I was just checking out some parts of the Julia ecosystem and wanted to plot the solutions to some simple linear first order ordinary differential equations that were solved by Sympy.
So if I have a growth equation like
using SymPy
@vars t k
F = SymFunction("F")
diffeq = F'(t) - k*F(t)
res = dsolve(diffeq, F(t), ics=(F, 0, 2))
So I get an expected result like
F(t) = 2e^{kt}
However, when I go to plot this, the code will break
using Plots
plot(res, -1, 5)
The message looks as below. I can include the full stacktrace if anyone is interested.
ERROR: MethodError: no method matching ##465(::Float64)
Closest candidates are:
##465(::Any, ::Any) at none:0
So I am just trying to figure out what I am missing to make the plot work? Any suggestions?
You probably want to get a vector of times and the solution to your ODE at those times using your parameter, and then pass those vectors to plot. The plot function doesn’t know how to plot an arbitrary SymPy object.

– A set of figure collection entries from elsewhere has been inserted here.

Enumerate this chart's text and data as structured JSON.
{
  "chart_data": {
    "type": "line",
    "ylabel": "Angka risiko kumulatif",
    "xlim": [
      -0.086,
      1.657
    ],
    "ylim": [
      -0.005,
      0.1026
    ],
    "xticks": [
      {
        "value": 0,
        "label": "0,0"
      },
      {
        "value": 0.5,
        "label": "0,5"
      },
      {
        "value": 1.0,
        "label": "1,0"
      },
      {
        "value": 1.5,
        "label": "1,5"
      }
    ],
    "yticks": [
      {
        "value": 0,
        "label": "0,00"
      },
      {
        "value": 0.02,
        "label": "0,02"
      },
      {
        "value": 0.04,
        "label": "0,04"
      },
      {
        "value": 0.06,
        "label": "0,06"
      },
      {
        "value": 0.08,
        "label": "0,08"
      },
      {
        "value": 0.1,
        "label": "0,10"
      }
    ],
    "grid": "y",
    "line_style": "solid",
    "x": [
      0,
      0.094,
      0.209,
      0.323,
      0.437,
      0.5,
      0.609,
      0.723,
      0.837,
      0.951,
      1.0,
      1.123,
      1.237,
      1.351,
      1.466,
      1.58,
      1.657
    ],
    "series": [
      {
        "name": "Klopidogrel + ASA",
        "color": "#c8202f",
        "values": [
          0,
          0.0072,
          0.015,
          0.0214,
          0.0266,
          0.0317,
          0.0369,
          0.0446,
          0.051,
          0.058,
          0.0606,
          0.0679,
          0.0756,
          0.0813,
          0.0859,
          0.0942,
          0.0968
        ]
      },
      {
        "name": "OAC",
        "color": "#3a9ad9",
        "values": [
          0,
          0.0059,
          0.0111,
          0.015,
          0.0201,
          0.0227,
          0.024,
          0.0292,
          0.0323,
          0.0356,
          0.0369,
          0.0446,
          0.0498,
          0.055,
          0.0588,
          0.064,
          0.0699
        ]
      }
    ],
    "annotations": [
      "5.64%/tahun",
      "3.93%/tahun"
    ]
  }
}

You need to plot an expression that can be “lambdified,” in this case, just the right hand side. You also need to have k set to a value, not a symbol. Something like this:
plot(rhs(res)(k=>2), 0, 2 )
The lambdify function could (should) be extended to handle Eq objects like res, so that might be worth an issue.
Thanks Chris. Wow, I did not imagine I would find a bug. I figured that so many people would have used SymPy to plot simple ODEs that it must be a well-traveled area of code. I will open a bug request and see what the response is. Thanks.
@j_verzani thanks for the explanation and the example. I saw that SymPy could plot other simple symbolic equations in a tutorial, but could not get it to work with the solutions to ODEs. I saw that a regular symbolic equation only had the right hand side and that ODE solutions had both a right and left hand side–but referenced the same “Symbol” type. So now I understand that I can extract the equation from the ODE solution using rhs(). I can use the code you provided :). I will also open up an issue with the SymPy.jl folks and see what they say.
@jkbest2 thanks for the suggestion. You are right that I could have tried manually computing the output of the equation. I remember that in python Sympy a user can directly plot an ODE solution, so I figured it might be the same in Julia. Turns out Julia users can directly plot the solution too. I guess you never know till you try.